The strident voice of the
chorographer cut through my thoughts. Crap! I almost missed a cue. I had to
focus. Dante hugged me and whispered, “Don’t let the fuck win.”

I smiled and nodded at him.
He always knew what to say. For the last few weeks I’d existed in a fog. I got
up, went to classes, rehearsal and home. Spoke when I was spoken to, went out
once or twice with Dante and some of the other dancers, minus Christy. Even
took a call from my parents. But underneath it all, my heart was bruised. I
refused to think broken, Maze bruised me. And damnit it hurt. After that night
we made love, I refused to call it anything else, even as a novice, I knew we
connected. We always had. He was inside my heart and for a moment when we’d
joined I would have sworn I was inside of his. Which made his disappearing,
again, confusing, bewildering and unforgiveable. I had more questions than
answers when it came to him. Why did he come back into my life, show me
emotions I’d never had with anyone else only to leave? Without a word, just
gone, and not returning my text or calls.

Dante got us into position. I
plastered a smile on my face and looked out in to the audience and waited for
the point in the music for me to move, vowing to forget everything and just
immerse myself in the music and dance. Let it take me to that place it always
had. The movements came easily to me. I knew these steps; I’d danced them a
thousand times. Move to the far side away from Dante, sout de chat, then after
coming down I landed my turns came out of them in to an arabesque, then Dante
lifted me into the press lift.
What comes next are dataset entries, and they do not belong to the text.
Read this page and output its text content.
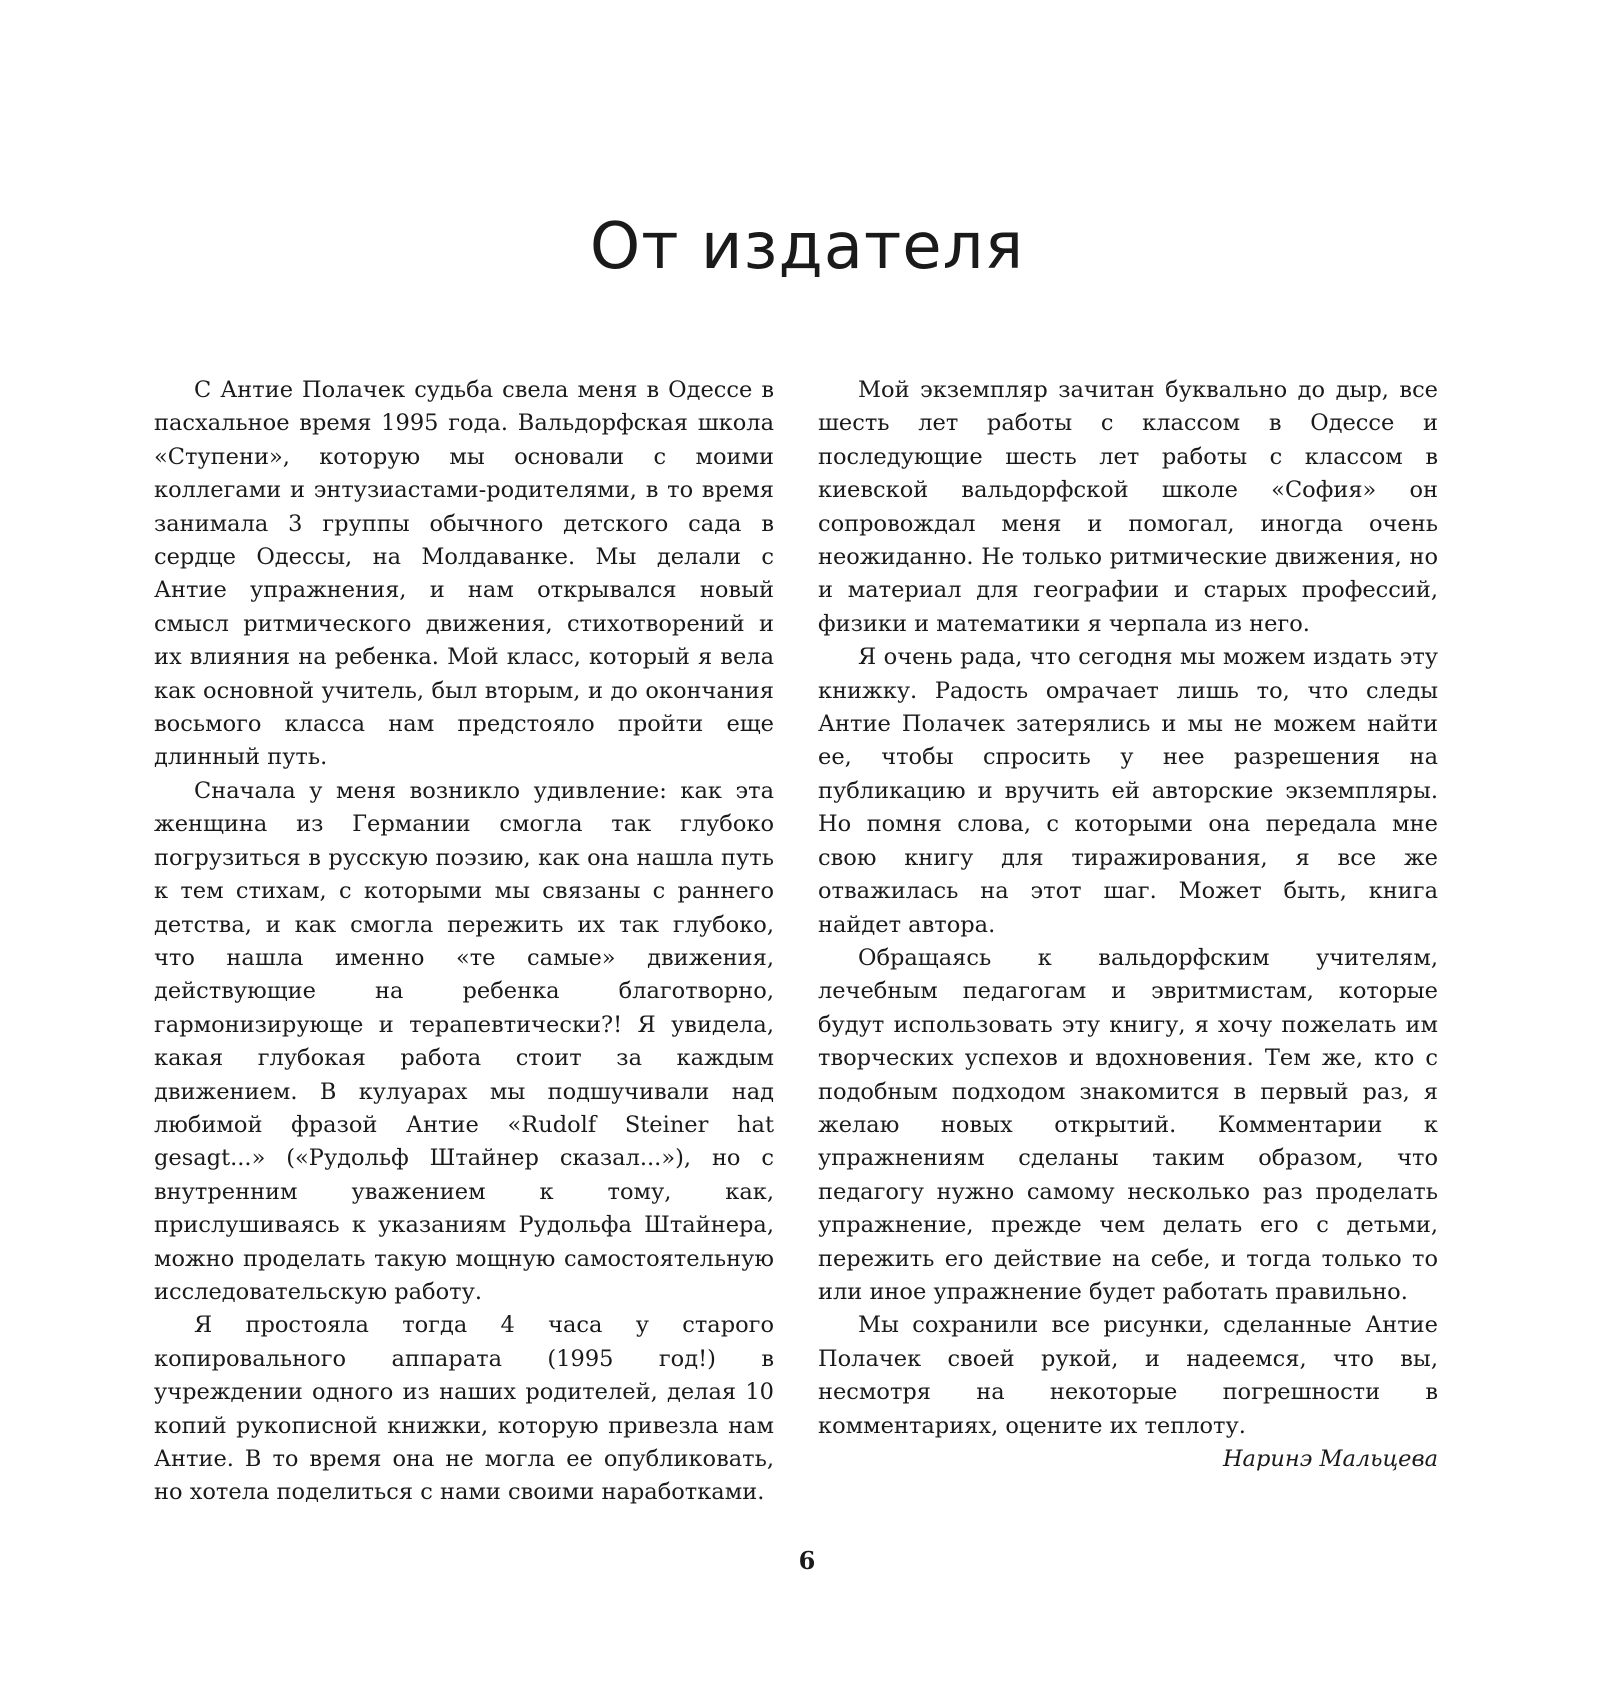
От издателя

С Антие Полачек судьба свела меня в Одессе в пасхальное время 1995 года. Вальдорфская школа «Ступени», которую мы основали с моими коллегами и энтузиастами-родителями, в то время занимала 3 группы обычного детского сада в сердце Одессы, на Молдаванке. Мы делали с Антие упражнения, и нам открывался новый смысл ритмического движения, стихотворений и их влияния на ребенка. Мой класс, который я вела как основной учитель, был вторым, и до окончания восьмого класса нам предстояло пройти еще длинный путь.

Сначала у меня возникло удивление: как эта женщина из Германии смогла так глубоко погрузиться в русскую поэзию, как она нашла путь к тем стихам, с которыми мы связаны с раннего детства, и как смогла пережить их так глубоко, что нашла именно «те самые» движения, действующие на ребенка благотворно, гармонизирующе и терапевтически?! Я увидела, какая глубокая работа стоит за каждым движением. В кулуарах мы подшучивали над любимой фразой Антие «Rudolf Steiner hat gesagt...» («Рудольф Штайнер сказал...»), но с внутренним уважением к тому, как, прислушиваясь к указаниям Рудольфа Штайнера, можно проделать такую мощную самостоятельную исследовательскую работу.

Я простояла тогда 4 часа у старого копировального аппарата (1995 год!) в учреждении одного из наших родителей, делая 10 копий рукописной книжки, которую привезла нам Антие. В то время она не могла ее опубликовать, но хотела поделиться с нами своими наработками.

Мой экземпляр зачитан буквально до дыр, все шесть лет работы с классом в Одессе и последующие шесть лет работы с классом в киевской вальдорфской школе «София» он сопровождал меня и помогал, иногда очень неожиданно. Не только ритмические движения, но и материал для географии и старых профессий, физики и математики я черпала из него.

Я очень рада, что сегодня мы можем издать эту книжку. Радость омрачает лишь то, что следы Антие Полачек затерялись и мы не можем найти ее, чтобы спросить у нее разрешения на публикацию и вручить ей авторские экземпляры. Но помня слова, с которыми она передала мне свою книгу для тиражирования, я все же отважилась на этот шаг. Может быть, книга найдет автора.

Обращаясь к вальдорфским учителям, лечебным педагогам и эвритмистам, которые будут использовать эту книгу, я хочу пожелать им творческих успехов и вдохновения. Тем же, кто с подобным подходом знакомится в первый раз, я желаю новых открытий. Комментарии к упражнениям сделаны таким образом, что педагогу нужно самому несколько раз проделать упражнение, прежде чем делать его с детьми, пережить его действие на себе, и тогда только то или иное упражнение будет работать правильно.

Мы сохранили все рисунки, сделанные Антие Полачек своей рукой, и надеемся, что вы, несмотря на некоторые погрешности в комментариях, оцените их теплоту.

Наринэ Мальцева

6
The next move was easy, after he put me down we
ran around each other to prepare for another lift. But Dante had the strength
to carry it off, and I trusted him. When we came together again he lifted, then
twisted me so I landed high on his shoulder, for the shoulder sit.

When he released me I ran
forward away from Dante, into a developpe and my foot skidded on a spot on the
floor, throwing me off center. I felt the twist and pull on my ankle then I was
falling, unable to stop it but I immediately popped back up for the remaining
eight counts. I finished my variation then I stepped to the side as Dante began
his variation. At that point as I stood still I realized the extent of the
injury from the stabbing pain shooting from her ankle and I had still to
perform the fouette in the coda.

I ignored the applause Dante
got from the crowd and pushed through the pain to think quickly. Instead of the
fouette, I piqued, turned on my uninjured foot around Dante and sauted off
stage Dante quickly following behind me. Thank God the show was over.

The moment I made it back
stage I collapsed to the ground my ankle unable to hold my weight. The pain
excruciating, resonating through every nerve in my body. Dante immediately
knelt beside me, and everyone else soon surrounded me. I think I must have
passed out for a moment from the excruciating pain running rampant through
every nerve ending in my body, starting from my ankle. I looked at my ankle and
it’s swollen three times the size it normally is. The moment Dante tried to
remove my pointe shoe I cried out and felt woozy.

The entire time I prayed this
injury not be as bad as the last time I’d injured that same ankle, a lateral
sprain. Fully aware each time you hurt an ankle the strength never quite comes
back. It’s never the same. But from the pain this was much worse.